Red Team Tactics and Techniques

CH19 Secrets & Safeguards: How Windows Protects Credentials

August 6th, 2026

2:00pm - 3:15pm

Level: Intermediate Advanced

Dashmeet Kaur Ajmani

Security Software Engineer

Microsoft

Windows authentication has evolved from “NTLM vs. Kerberos” into a system where credentials and tickets are isolated by Virtualization Based Security (VBS) and mediated by LSASS and Credential Guard. That shift brings real security gains and real operational surprises.

This talk starts off with a brief on the Windows authentication architecture - the interplay of protocols like Kerberos (including PKINIT for smart card logon), NTLM, and Netlogon - and how Credential Guard (using Virtualization-Based Security) protects credentials.
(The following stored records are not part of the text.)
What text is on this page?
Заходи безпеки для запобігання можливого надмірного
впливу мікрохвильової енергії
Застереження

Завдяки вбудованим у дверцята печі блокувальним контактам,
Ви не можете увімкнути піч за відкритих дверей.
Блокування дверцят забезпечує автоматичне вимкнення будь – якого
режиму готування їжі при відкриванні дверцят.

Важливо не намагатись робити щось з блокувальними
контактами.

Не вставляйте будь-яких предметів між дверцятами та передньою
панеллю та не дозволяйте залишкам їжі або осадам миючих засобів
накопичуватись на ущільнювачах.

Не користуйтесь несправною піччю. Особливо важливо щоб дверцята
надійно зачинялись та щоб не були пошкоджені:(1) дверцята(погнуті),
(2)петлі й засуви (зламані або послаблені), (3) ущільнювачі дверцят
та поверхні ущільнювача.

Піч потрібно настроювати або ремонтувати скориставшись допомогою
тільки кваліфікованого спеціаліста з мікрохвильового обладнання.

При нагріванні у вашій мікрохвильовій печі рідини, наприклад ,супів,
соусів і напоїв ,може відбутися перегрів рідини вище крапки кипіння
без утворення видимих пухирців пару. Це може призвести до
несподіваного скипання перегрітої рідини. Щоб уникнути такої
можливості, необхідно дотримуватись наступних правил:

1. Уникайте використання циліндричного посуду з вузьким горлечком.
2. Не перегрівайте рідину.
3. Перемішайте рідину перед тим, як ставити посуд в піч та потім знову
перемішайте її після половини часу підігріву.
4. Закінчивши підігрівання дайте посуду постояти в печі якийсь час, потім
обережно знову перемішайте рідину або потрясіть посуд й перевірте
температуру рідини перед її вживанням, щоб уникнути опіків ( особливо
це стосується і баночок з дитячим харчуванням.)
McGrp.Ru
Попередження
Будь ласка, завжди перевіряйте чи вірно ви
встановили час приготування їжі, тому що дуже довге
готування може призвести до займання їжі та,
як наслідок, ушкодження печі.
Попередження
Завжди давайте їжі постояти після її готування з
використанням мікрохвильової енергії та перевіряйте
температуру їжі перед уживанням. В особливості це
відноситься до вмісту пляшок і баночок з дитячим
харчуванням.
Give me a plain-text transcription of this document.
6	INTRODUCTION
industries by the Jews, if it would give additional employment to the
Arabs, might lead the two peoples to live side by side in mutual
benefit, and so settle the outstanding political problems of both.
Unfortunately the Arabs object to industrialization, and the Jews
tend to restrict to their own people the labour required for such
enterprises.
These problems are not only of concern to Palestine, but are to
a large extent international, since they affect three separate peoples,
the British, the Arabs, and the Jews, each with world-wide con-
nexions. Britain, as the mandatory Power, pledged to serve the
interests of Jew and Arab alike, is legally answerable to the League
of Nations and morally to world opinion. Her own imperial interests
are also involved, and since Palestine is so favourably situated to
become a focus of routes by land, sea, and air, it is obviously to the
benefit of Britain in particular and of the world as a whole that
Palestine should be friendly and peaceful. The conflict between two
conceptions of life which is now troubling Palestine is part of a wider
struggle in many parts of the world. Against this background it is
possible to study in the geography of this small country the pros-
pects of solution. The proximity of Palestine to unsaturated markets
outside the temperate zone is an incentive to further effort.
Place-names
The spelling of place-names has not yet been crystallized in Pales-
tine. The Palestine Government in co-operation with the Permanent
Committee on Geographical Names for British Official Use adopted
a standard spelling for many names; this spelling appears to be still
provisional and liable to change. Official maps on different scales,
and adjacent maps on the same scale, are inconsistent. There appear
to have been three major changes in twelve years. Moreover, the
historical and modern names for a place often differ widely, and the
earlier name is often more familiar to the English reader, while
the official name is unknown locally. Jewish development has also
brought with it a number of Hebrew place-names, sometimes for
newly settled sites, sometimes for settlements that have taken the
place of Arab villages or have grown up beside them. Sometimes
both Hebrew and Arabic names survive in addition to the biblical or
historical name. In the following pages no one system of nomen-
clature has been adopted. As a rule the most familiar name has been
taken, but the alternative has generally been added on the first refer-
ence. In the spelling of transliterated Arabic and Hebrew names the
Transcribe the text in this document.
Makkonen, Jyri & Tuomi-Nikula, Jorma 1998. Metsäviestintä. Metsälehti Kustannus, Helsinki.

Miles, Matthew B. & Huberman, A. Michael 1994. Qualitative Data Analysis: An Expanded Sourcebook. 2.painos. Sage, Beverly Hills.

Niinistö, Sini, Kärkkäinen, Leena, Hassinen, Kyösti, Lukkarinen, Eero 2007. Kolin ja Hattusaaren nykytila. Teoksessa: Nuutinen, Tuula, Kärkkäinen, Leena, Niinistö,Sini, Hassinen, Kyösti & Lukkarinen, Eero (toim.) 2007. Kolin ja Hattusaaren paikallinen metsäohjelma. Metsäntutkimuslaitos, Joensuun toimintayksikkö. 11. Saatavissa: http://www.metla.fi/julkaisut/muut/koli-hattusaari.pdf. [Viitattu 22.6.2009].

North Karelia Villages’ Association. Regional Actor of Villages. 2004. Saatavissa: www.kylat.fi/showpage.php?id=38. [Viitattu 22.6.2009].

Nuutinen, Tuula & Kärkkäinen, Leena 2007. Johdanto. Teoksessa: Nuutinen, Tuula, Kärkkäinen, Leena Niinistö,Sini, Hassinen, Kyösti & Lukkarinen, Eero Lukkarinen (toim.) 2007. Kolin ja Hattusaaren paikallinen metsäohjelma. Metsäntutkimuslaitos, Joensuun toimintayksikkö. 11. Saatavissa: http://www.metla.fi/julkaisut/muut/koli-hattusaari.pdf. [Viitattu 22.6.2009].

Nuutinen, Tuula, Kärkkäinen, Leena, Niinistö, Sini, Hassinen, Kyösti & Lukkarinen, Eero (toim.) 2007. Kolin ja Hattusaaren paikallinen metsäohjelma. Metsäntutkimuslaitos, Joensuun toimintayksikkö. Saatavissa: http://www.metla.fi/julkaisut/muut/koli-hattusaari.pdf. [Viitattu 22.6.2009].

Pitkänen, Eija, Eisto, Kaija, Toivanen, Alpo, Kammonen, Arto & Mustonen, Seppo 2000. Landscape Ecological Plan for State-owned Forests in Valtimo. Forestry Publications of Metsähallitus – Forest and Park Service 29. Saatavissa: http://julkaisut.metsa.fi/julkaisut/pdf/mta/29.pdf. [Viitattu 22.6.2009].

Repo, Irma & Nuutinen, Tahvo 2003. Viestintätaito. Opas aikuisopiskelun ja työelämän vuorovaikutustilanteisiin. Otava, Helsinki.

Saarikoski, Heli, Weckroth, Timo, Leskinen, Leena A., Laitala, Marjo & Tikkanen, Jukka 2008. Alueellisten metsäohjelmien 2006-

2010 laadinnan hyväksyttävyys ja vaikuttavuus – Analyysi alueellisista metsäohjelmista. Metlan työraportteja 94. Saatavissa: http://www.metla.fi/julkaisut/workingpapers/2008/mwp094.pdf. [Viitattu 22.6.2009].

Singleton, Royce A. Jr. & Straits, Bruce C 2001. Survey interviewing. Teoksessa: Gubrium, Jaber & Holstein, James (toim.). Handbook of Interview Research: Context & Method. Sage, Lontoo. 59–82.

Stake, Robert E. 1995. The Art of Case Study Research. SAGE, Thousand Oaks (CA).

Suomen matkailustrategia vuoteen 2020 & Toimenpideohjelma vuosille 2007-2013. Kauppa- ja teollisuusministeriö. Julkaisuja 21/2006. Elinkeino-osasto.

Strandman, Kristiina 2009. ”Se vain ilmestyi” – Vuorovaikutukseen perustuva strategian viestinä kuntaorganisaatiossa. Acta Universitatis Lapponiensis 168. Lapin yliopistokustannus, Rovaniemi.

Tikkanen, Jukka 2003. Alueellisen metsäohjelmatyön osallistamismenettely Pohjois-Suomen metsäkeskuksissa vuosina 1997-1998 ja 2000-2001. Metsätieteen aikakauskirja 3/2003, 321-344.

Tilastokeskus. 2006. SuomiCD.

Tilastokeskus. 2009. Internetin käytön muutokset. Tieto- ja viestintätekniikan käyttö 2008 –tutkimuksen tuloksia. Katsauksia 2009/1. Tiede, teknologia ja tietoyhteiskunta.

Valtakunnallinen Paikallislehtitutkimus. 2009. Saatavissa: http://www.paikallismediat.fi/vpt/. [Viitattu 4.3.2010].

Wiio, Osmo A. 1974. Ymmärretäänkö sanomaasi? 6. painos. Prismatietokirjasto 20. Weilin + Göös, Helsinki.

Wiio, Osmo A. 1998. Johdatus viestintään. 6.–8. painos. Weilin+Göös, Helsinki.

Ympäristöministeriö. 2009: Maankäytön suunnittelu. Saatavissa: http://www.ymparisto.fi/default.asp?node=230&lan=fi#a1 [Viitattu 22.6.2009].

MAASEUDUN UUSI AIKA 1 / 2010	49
It then goes deep into where secrets live today (NTLM hashes, Kerberos TGTs, machine passwords), walks the audience through the machine account secrets flow (Netlogon secure channel + Kerberos paths), how Credential Guard isolates them, and where limitations and modern bypass research sit. The talk also provides runbooks about reading the right event channels, testing rotations safely, and hardening without bricking production.

Most conference talks focus on exploitation; this one bridges internals and operations so defenders and identity engineers can deploy modern safeguards confidently and fix issues fast when reality bites.

You will learn:

  • Secret locations today: What LSASS holds vs. what moves into CredGuard/VBS; which artifacts are still exposed, and which are isolated.
  • Password rotation internals: Exact flows for machine password rotation and user password changes, how Kerberos and Netlogon interplay, and what telemetry proves success/failure.
  • Security benefits vs. breakages: Which attacks Credential Guard thwarts.